– Дядь Валь, а дядь Валь, не дадите пластиночку послушать?
На самом деле нам было все равно, что он даст, мы точно знали: разочарований не будет. Всё было в новинку, всё было сокровищем, которое в простой советской жизни было не найти.
– Эта подойдет? – говорил Валентин, возвращаясь из комнаты с пластинкой, обложка которой только одной своей картинкой срывала голову. – Только с возвратом!
– Конечно, дядь Валь! – кричал Сашка и уже сбегал с лестницы, по дороге крича громогласное «Спасибоооо!», которое эхом разносилось на весь подъезд, через открытые окна вылетало во двор и врезалось в нас, кто ждал у подъезда. Это «спасибо» было сигналом, что дело сделано.
Мы облепляли Сашку, бережно передавали из рук в руки пластинку, внимательно рассматривая обложку, картинки, надписи, фотографии – нас будоражило буквально всё. Весь этот мир, к которому пусть и ненадолго, но и мы могли приобщиться.
Оставался сущий пустяк – найти место, где мы могли бы ее прослушать, да не один раз.
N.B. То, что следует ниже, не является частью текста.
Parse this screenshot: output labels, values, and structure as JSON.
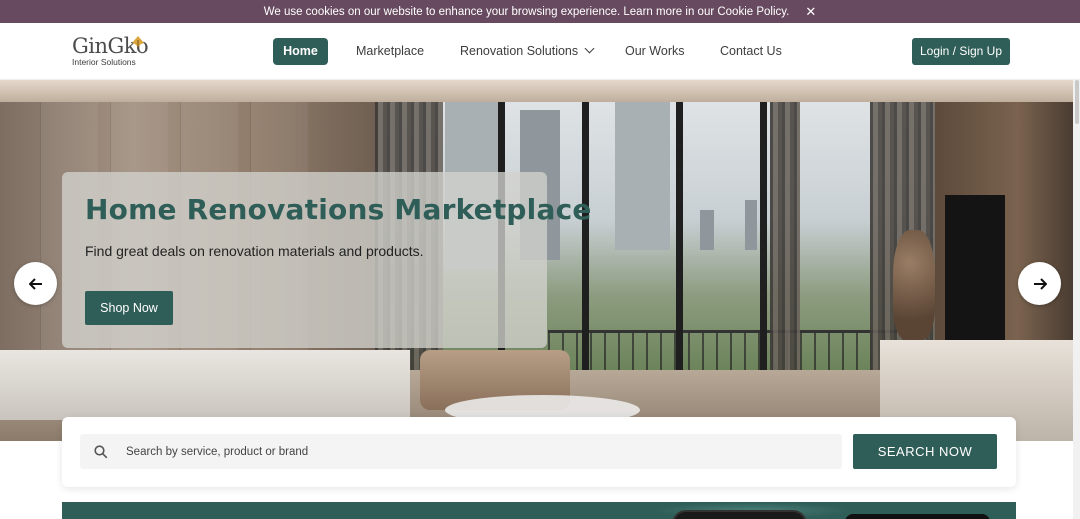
{
  "cookie": {
    "text": "We use cookies on our website to enhance your browsing experience. Learn more in our Cookie Policy.",
    "close_icon": "✕"
  },
  "brand": {
    "name": "GinGko",
    "tagline": "Interior Solutions",
    "accent": "#2f5d57",
    "leaf_color": "#d9a53c"
  },
  "nav": {
    "home": "Home",
    "marketplace": "Marketplace",
    "renovation": "Renovation Solutions",
    "works": "Our Works",
    "contact": "Contact Us",
    "login": "Login / Sign Up"
  },
  "hero": {
    "title": "Home Renovations Marketplace",
    "subtitle": "Find great deals on renovation materials and products.",
    "cta": "Shop Now",
    "prev_icon": "arrow-left-icon",
    "next_icon": "arrow-right-icon"
  },
  "search": {
    "placeholder": "Search by service, product or brand",
    "value": "",
    "button": "SEARCH NOW"
  }
}
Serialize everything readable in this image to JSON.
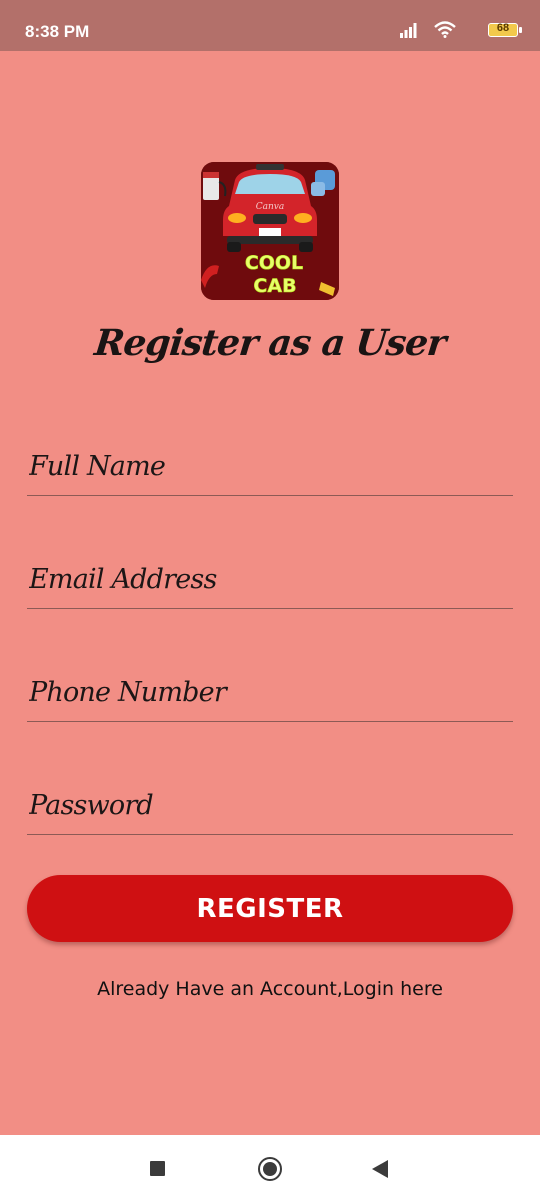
{
  "status_bar": {
    "time": "8:38 PM",
    "battery_level": "68",
    "icons": [
      "signal-icon",
      "wifi-icon",
      "battery-icon"
    ]
  },
  "logo": {
    "line1": "COOL",
    "line2": "CAB",
    "plate_text": "Canva"
  },
  "page": {
    "title": "Register as a User"
  },
  "form": {
    "full_name_placeholder": "Full Name",
    "email_placeholder": "Email Address",
    "phone_placeholder": "Phone Number",
    "password_placeholder": "Password",
    "register_label": "REGISTER",
    "login_link": "Already Have an Account,Login here"
  },
  "colors": {
    "background": "#f28e85",
    "status_bar": "#b3706a",
    "button": "#cf1012"
  },
  "nav_bar": {
    "buttons": [
      "recent-apps-icon",
      "home-icon",
      "back-icon"
    ]
  }
}
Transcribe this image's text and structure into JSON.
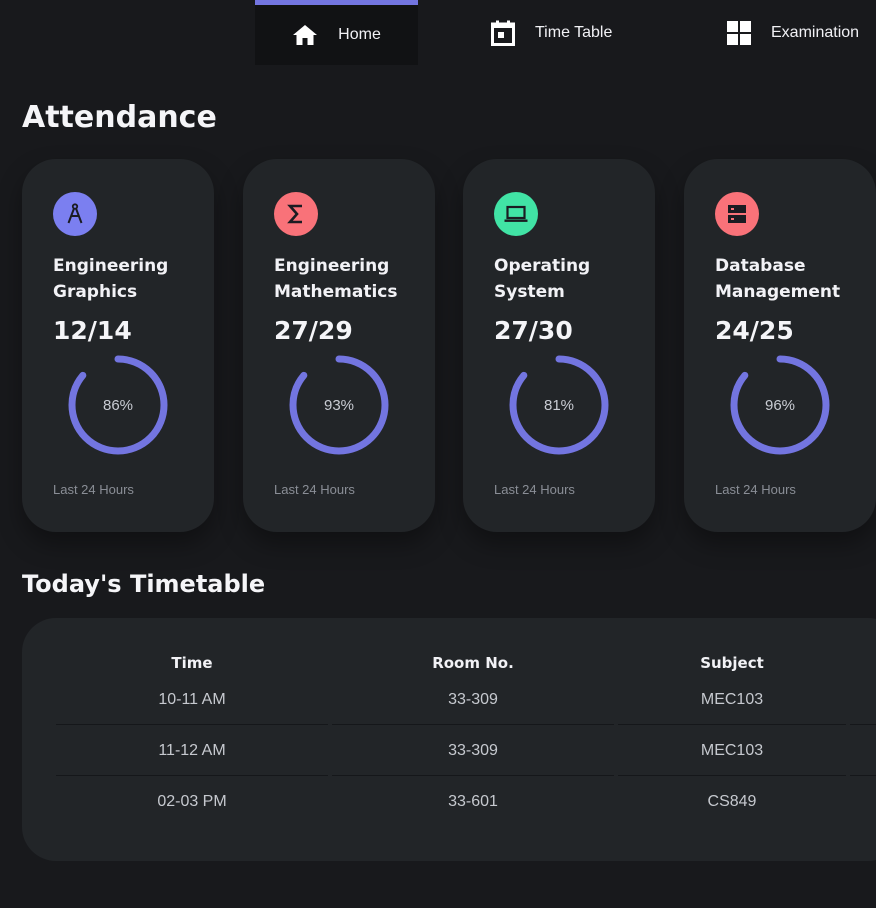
{
  "nav": {
    "tabs": [
      {
        "label": "Home",
        "icon": "home-icon"
      },
      {
        "label": "Time Table",
        "icon": "calendar-icon"
      },
      {
        "label": "Examination",
        "icon": "grid-icon"
      }
    ],
    "accent": "#7375e0"
  },
  "attendance": {
    "title": "Attendance",
    "ring_color": "#7375e0",
    "cards": [
      {
        "icon": "compass-icon",
        "badge_color": "#7b7ff0",
        "subject": "Engineering Graphics",
        "attended": "12/14",
        "percent": "86%",
        "period": "Last 24 Hours"
      },
      {
        "icon": "sigma-icon",
        "badge_color": "#f97279",
        "subject": "Engineering Mathematics",
        "attended": "27/29",
        "percent": "93%",
        "period": "Last 24 Hours"
      },
      {
        "icon": "laptop-icon",
        "badge_color": "#41e3a5",
        "subject": "Operating System",
        "attended": "27/30",
        "percent": "81%",
        "period": "Last 24 Hours"
      },
      {
        "icon": "server-icon",
        "badge_color": "#f97279",
        "subject": "Database Management",
        "attended": "24/25",
        "percent": "96%",
        "period": "Last 24 Hours"
      }
    ]
  },
  "timetable": {
    "title": "Today's Timetable",
    "columns": [
      "Time",
      "Room No.",
      "Subject"
    ],
    "rows": [
      [
        "10-11 AM",
        "33-309",
        "MEC103"
      ],
      [
        "11-12 AM",
        "33-309",
        "MEC103"
      ],
      [
        "02-03 PM",
        "33-601",
        "CS849"
      ]
    ]
  }
}
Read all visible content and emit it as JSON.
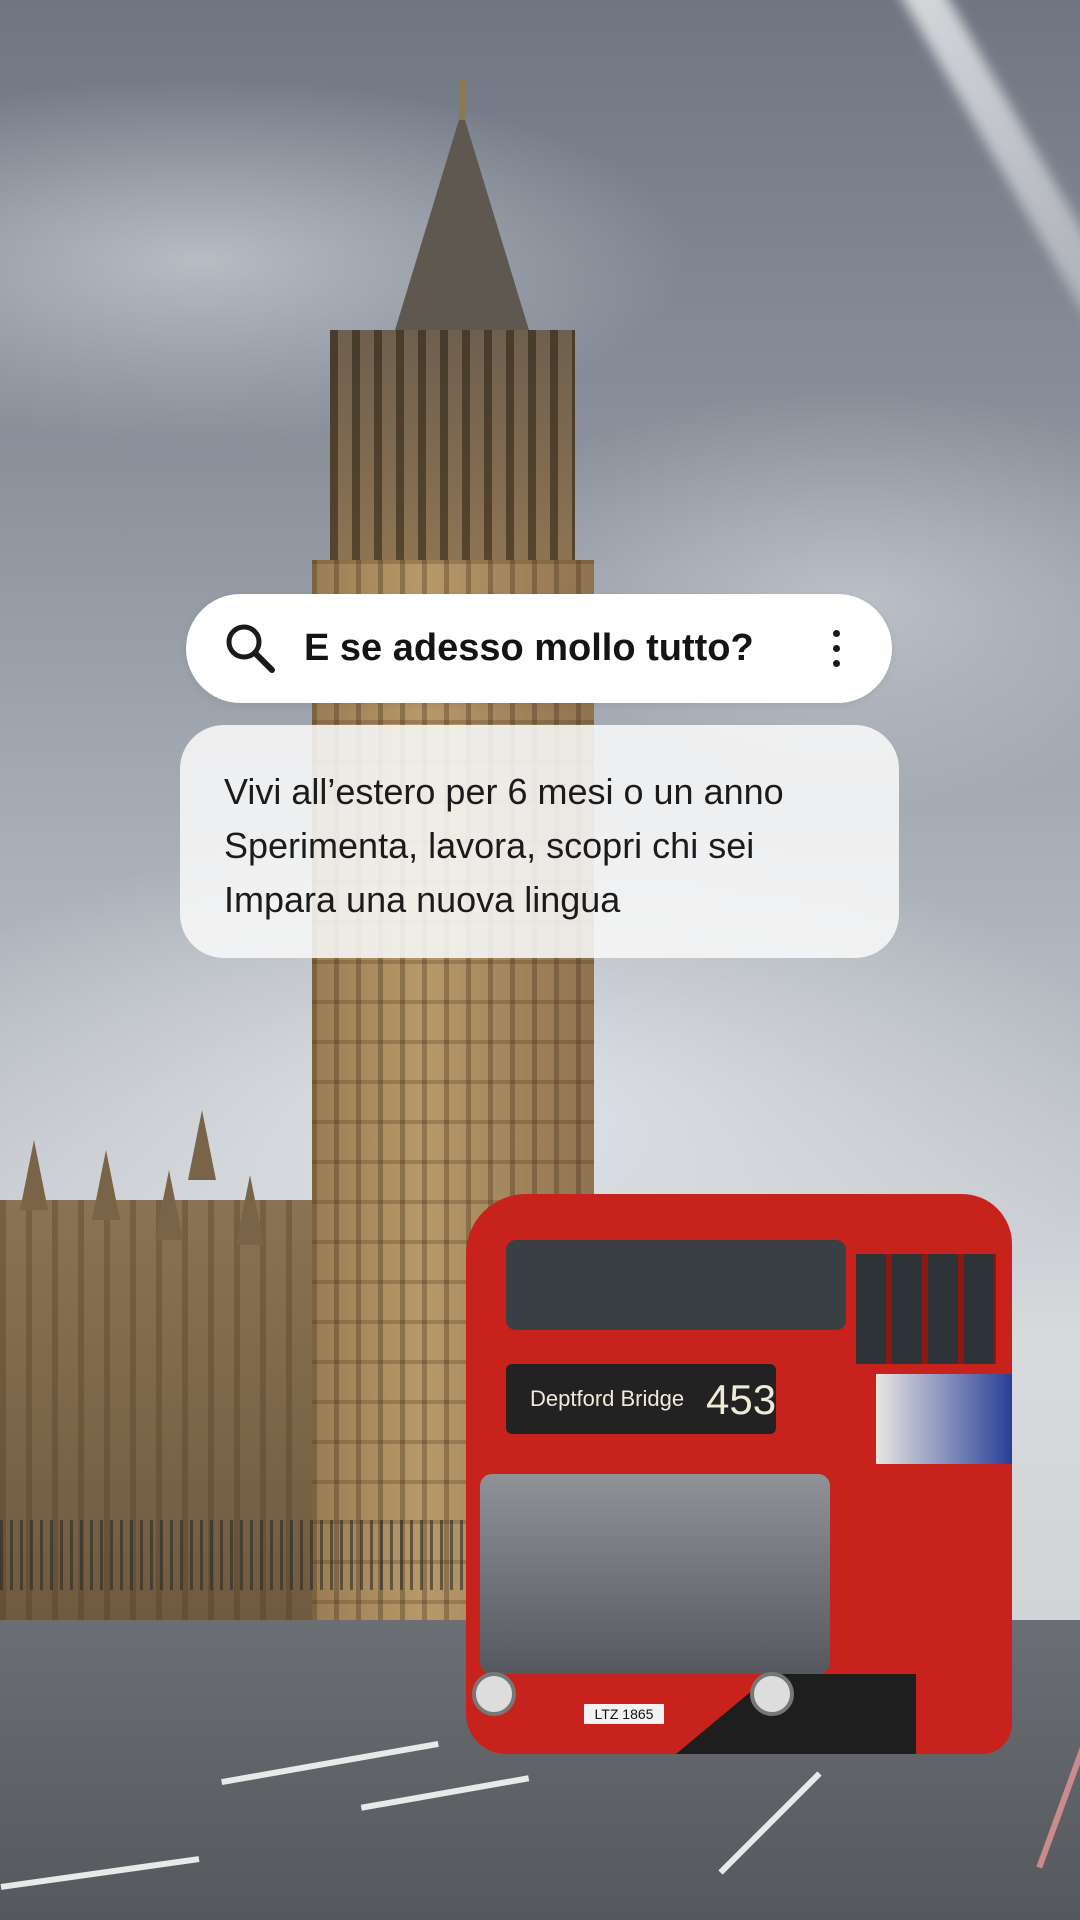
{
  "search": {
    "query": "E se adesso mollo tutto?",
    "icon": "search-icon",
    "menu_icon": "more-vertical-icon"
  },
  "suggestions": [
    "Vivi all’estero per 6 mesi o un anno",
    "Sperimenta, lavora, scopri chi sei",
    "Impara una nuova lingua"
  ],
  "background": {
    "bus_destination": "Deptford Bridge",
    "bus_route": "453",
    "bus_plate": "LTZ 1865"
  }
}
Патефоны отметались сразу или оставались запасным вариантом на тот случай, если не найдется более современной аппаратуры, а таковой мы считали в то время радиолу. Впрочем, она была у Сашки, моего соседа, к нему мы и шли всей гурьбой. И пока родители были на работе, мы водружали радиолу на подоконник, открывали окна нараспашку и дарили всему миру зарубежные ритмы, которые, не знаю, как других соседей, а нас вдохновляли на «великие свершения».
* * *
Пятьдесят седьмой год запомнили наверняка многие мои сверстники и те, кто был постарше. Казалось, начинались удивительные времена, полные свободы, откровений и признаний. Годом ранее был развенчан культ личности Сталина, самый разгар хрущевской оттепели, но для молодежи это было особое время. В июле 57-го года в Москве состоялся международный молодежный фестиваль. Что он для нас значил? Это была дверь в другой мир, на другую планету, казалось, приоткрыли глухие ставни и пустили свет.
Иностранцы свободно ходили по улицам, такого еще никто не видывал! Мы все дни пропадали в центре Москвы, ведь можно было не просто поглазеть на них, но и поговорить! В воздухе витало ощущение свободы, всеобщей эйфории, которые опьяняли молодежь.
* * *
Где-то лет в тринадцать пение не то что бы отошло на второй план, а вообще на какое-то время исчезло из моей жизни. Произошло это по двум причинам. Во-первых, ни в нашей школе, ни поблизости не было серьезных кружков или хоровых отделений, а во-вторых, у меня началась ломка голоса.
В моей жизни образовалась брешь из свободного времени. Бездельно болтаться по двору я не привык, мне нужно было придумать какое-нибудь занятие. И я решил посвятить себя спорту, тем более атмосфера в нашем доме была подходящая.
Кажется, я записался во все секции, которые были в округе. Гандбол, волейбол, футбол, беговые лыжи и даже настольный теннис. Но серьезные отношения у меня сложились с баскетболом, сначала я играл за детскую команду баскетбольного клуба «Динамо», потом уже за юношескую. Да так увлекся, что к концу школы уже стал серьезно задумываться над карьерой спортсмена, тем более поддержка тренера и неплохие результаты подпитывали мое самолюбие. Я только и грезил, что о международных соревнованиях, о всеобщем признании и как за мной будут бегать мальчишки, как и я когда-то, за автографом. Но один обычный урок физкультуры в нашей обычной школе изменил мои планы на жизнь – сразу и бесповоротно.
Урок проходил в нашем школьном спортивном зале. Канаты, брусья, кольца, конь с козлом – все гимнастические упражнения на этих снарядах были для меня как семечки. Я крутился и вертелся так лихо, что девочки нашего класса глаз не отводили. Канат, брусья, конь, козел, вот очередь подошла к кольцам, на них я так бешено крутил сальто, что еле успевал отмечать восторженный блеск в глазах одноклассниц. Но в какой-то момент что-то пошло не так, то ли я отвлекся, то ли силы не рассчитал, но что-то произошло, я перекрутил очередное сальто, с размаху врезавшись головой в мат.
Я лежал и смотрел в высокий-высокий потолок спортивного зала и не шевелился. Тишина стала напряженной, звенящей или это только звенело в моей голове – разобрать было невозможно. Однокашники обступили со всех сторон, я лежал и не мог пошевелиться. Пока везли в Склиф, я гнал от себя мысли, что могу быть парализованным. Меня везли в ведущий медицинский институт страны, я очень хотел верить, что меня быстро поставят на ноги в буквальном смысле, но, когда я смотрел на свои обездвиженные, неживые ноги, казавшиеся вовсе не моими, я в этом сильно сомневался.